English
Let k, n be natural numbers with gcd(n, k) < k. Then there exists m ∈ ℕ such that n · m ≡ gcd(n, k) (mod k).
Русский
Пусть k, n — натуральные числа и gcd(n, k) < k.

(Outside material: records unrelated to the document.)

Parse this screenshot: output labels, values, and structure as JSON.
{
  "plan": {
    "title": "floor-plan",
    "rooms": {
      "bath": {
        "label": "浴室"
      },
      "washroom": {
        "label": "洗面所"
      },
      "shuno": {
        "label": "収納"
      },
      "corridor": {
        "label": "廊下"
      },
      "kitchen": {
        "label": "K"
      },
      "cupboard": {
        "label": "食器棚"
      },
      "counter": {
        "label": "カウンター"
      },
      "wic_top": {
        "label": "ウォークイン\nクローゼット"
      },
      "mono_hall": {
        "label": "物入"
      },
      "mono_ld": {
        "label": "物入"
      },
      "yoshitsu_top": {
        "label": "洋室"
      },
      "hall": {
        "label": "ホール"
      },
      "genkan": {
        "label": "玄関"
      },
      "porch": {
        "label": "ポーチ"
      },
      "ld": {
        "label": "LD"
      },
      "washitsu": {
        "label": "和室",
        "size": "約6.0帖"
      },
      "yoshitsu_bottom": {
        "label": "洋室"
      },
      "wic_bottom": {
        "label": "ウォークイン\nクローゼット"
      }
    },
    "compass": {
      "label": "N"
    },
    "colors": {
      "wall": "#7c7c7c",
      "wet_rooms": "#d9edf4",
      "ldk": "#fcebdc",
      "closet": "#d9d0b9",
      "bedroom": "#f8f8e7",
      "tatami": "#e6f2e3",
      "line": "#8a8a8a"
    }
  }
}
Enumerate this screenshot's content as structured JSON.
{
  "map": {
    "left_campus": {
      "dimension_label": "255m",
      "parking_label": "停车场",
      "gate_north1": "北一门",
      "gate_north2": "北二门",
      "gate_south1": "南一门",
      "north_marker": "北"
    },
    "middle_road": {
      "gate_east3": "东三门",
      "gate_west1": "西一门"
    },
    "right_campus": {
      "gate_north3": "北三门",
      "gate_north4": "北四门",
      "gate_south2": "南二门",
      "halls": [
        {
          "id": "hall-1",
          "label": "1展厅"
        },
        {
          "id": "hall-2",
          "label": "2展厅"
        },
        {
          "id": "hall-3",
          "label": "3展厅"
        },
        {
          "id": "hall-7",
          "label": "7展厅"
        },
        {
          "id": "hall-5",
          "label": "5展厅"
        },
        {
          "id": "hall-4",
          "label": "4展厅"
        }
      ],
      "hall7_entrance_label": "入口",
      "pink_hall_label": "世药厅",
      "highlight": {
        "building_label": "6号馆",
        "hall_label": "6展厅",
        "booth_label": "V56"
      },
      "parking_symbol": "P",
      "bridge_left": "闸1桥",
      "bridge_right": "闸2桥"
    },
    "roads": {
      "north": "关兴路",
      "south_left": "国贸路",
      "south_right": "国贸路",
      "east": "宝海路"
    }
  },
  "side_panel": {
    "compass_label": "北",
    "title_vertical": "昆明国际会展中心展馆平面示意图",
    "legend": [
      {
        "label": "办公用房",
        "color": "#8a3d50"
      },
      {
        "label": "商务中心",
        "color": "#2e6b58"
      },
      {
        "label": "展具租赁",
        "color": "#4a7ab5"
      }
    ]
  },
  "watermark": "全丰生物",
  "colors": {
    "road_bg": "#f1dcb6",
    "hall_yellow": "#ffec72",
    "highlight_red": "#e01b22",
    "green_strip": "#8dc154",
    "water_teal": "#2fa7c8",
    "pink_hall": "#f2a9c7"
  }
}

Тогда существует m ∈ ℕ такое, что n · m ≡ gcd(n, k) (mod k).
LaTeX
$$$$\\forall k,n \\in \\mathbb{N},\\; \\gcd(n,k) < k \\Rightarrow \\exists m \\in \\mathbb{N},\\; n m \\equiv \\gcd(n,k) \\pmod{k}.$$$$
Lean4
theorem exists_mul_emod_eq_gcd {k n : ℕ} (hk : gcd n k < k) : ∃ m, n * m % k = gcd n k :=
by
have hk' := Int.ofNat_ne_zero.2 (ne_of_gt (lt_of_le_of_lt (zero_le (gcd n k)) hk))
have key := congr_arg (fun (m : ℤ) => (m % k).toNat) (gcd_eq_gcd_ab n k)
simp only at key
rw [Int.add_mul_emod_self_left, ← Int.natCast_mod, Int.toNat_natCast, mod_eq_of_lt hk] at key
refine ⟨(n.gcdA k % k).toNat, Eq.trans (Int.ofNat.inj ?_) key.symm⟩
rw [Int.ofNat_eq_coe, Int.natCast_mod, Int.natCast_mul, Int.toNat_of_nonneg (Int.emod_nonneg _ hk'), Int.ofNat_eq_coe,
Int.toNat_of_nonneg (Int.emod_nonneg _ hk'), Int.mul_emod, Int.emod_emod, ← Int.mul_emod]